Sri Lanka has appointed a former army General as Commissioner of Essential Services with power to seize food stocks held by traders and retailers and regulate their prices. Sri Lanka’s economic condition means increased dependence on China; nothing could gladden China’s Communist Party (CCP) more.
Given Sri Lanka’s geostrategic location, it is more than expected that China will go all guns blazing to draw Colombo deeper into its strategic sphere. But the major concern is that China wants Sri Lanka to be part of its policy of encircling India. Having made deep inroads in Sri Lanka, China is now focusing on Northern Sri Lanka in order to influence the ethnic Tamils in the region.
In February this year, the Gotabaya Rajapasa government decided to award the US$12 million hybrid wind and solar energy project to the Chinese Sinosar-Etechwin joint venture in three islets off the Jaffna Peninsula which are barely 50 km from Tamil Nadu. According to reports, another Chinese joint venture has been allotted land in a coastal village in northern Sri Lanka for farming cucumber fish despite protests by local farmers.
With Pakistan sitting in its lap, China is developing the China-Myanmar Economic Corridor on lines of the China-Pakistan Economic Corridor in Pakistan. The first shipments through the railway line from the Myanmar to Chengdu in western China were recently delivered, signaling China’s new road-rail transportation channel to the Indian Ocean. With its eye on the Indian Ocean, China has been forging maritime links with Myanmar, Bangladesh, Seychelles, Mauritius and Maldives in addition to Sri Lanka.

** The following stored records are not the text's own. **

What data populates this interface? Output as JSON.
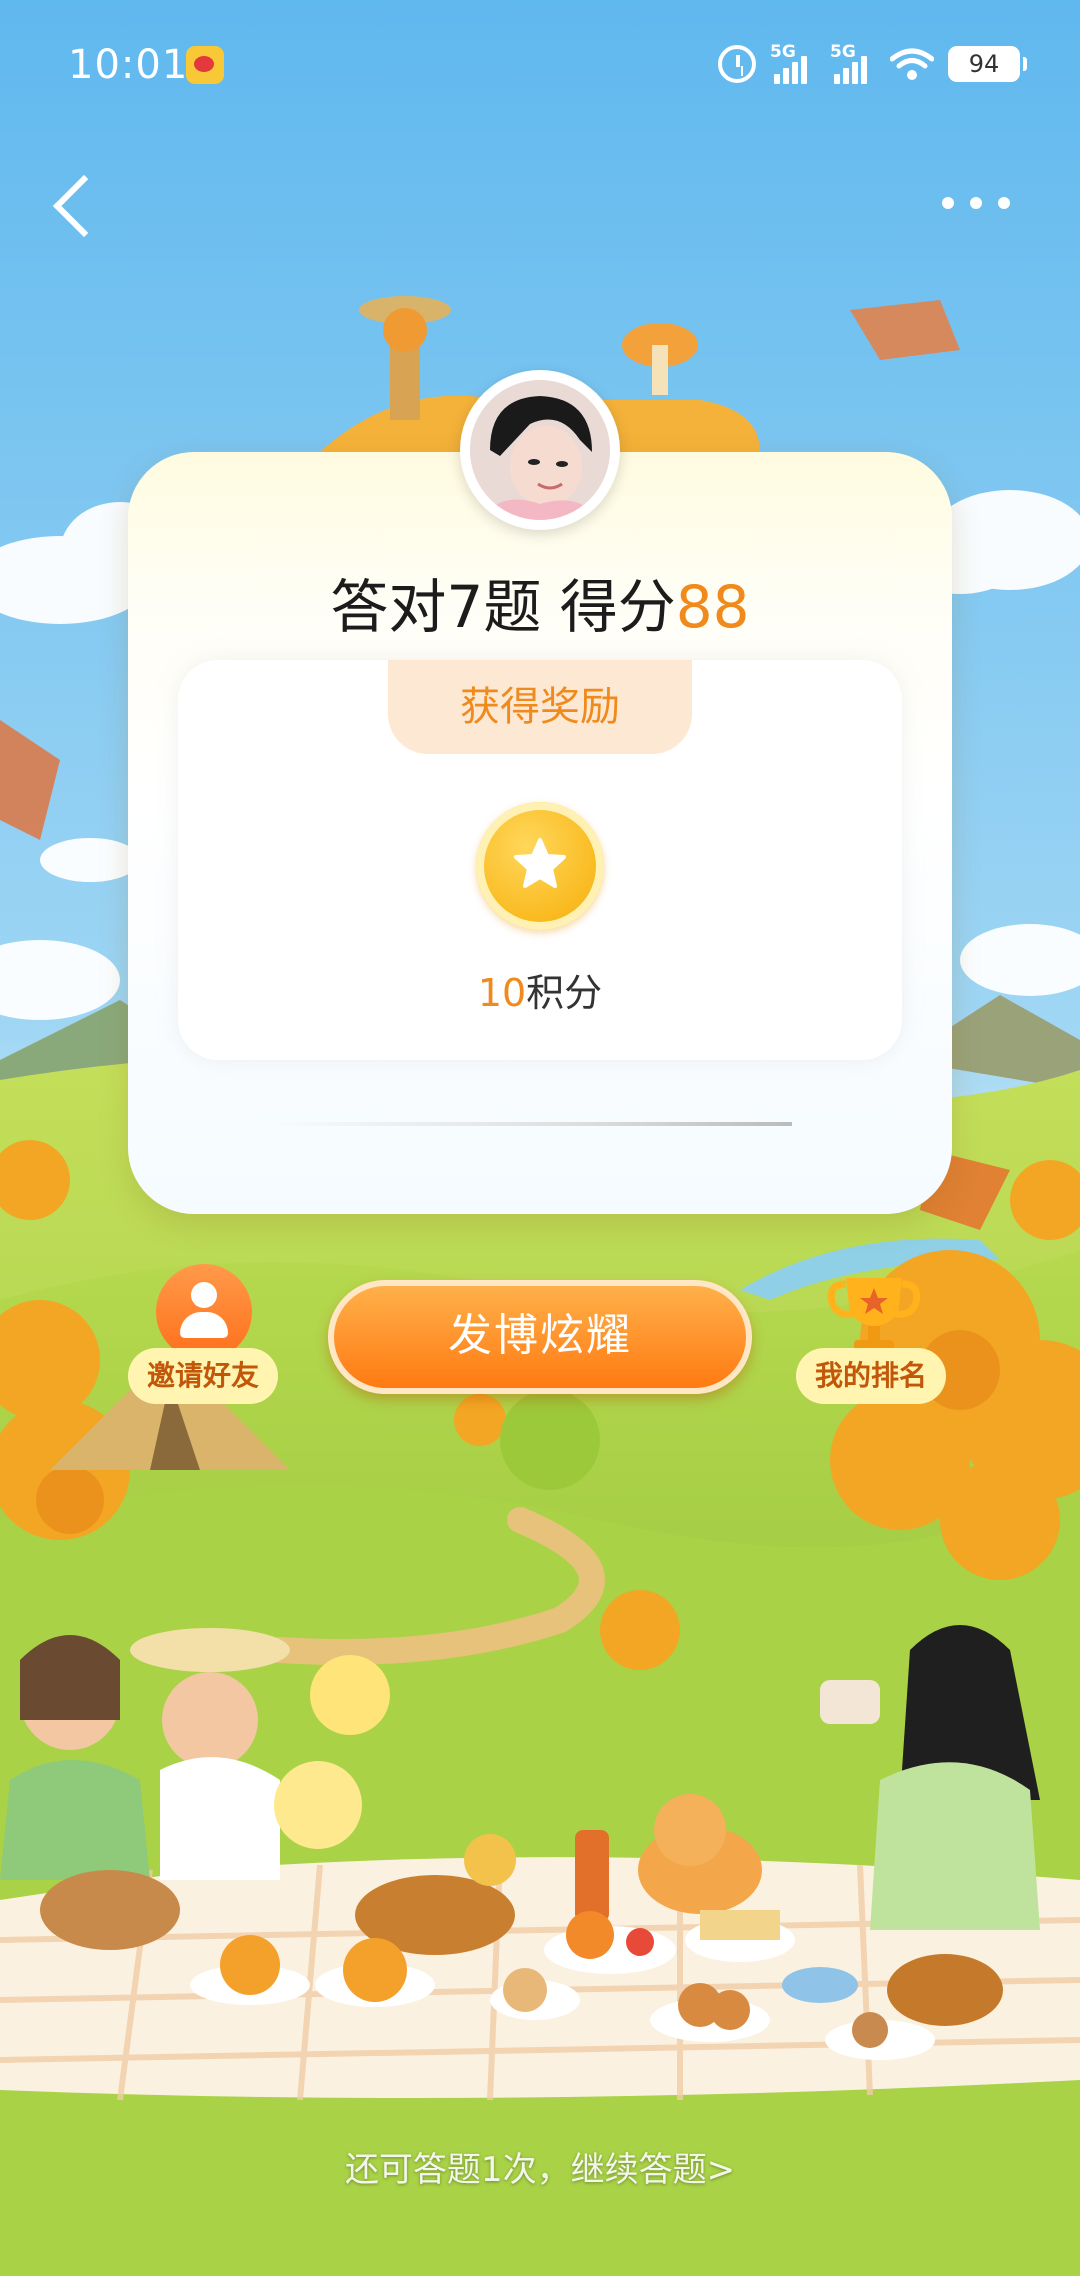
{
  "status_bar": {
    "time": "10:01",
    "network_1": "5G",
    "network_2": "5G",
    "battery": "94",
    "icons": [
      "weibo-app-icon",
      "alarm-icon",
      "signal-icon",
      "wifi-icon",
      "battery-icon"
    ]
  },
  "nav": {
    "back_icon": "chevron-left-icon",
    "more_icon": "more-dots-icon"
  },
  "result": {
    "score_prefix": "答对7题 得分",
    "score_value": "88"
  },
  "reward": {
    "tab_label": "获得奖励",
    "points_value": "10",
    "points_unit": "积分",
    "coin_icon": "star-coin-icon"
  },
  "actions": {
    "invite_label": "邀请好友",
    "share_label": "发博炫耀",
    "ranking_label": "我的排名"
  },
  "footer": {
    "retry_text": "还可答题1次，继续答题>"
  },
  "colors": {
    "accent": "#f08a1c",
    "button": "#ff7a12",
    "sky": "#7cc7f0",
    "grass": "#9fcf4a"
  }
}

It already has Pakistan’s entire coastline at its disposal.
China was behind the bloody Maoist insurgency in Nepal which is old news. More recent is the decades old China-Pakistan support to Taliban which has resulted in the ignoble retreat of the US from Afghanistan. The China-Pakistan nexus in conjunction Pakistan-based and other terrorist organizations have developed deep links with radical and terrorist organizations in Myanmar, Bangladesh, Nepal, India and Maldives. It is in the same context that China is focusing on the ethnic Tamil population in Northern Sri Lanka – to wage sub-conventional war in Southern India; despite China and Pakistan having helped Sri Lanka to decimate the LTTE.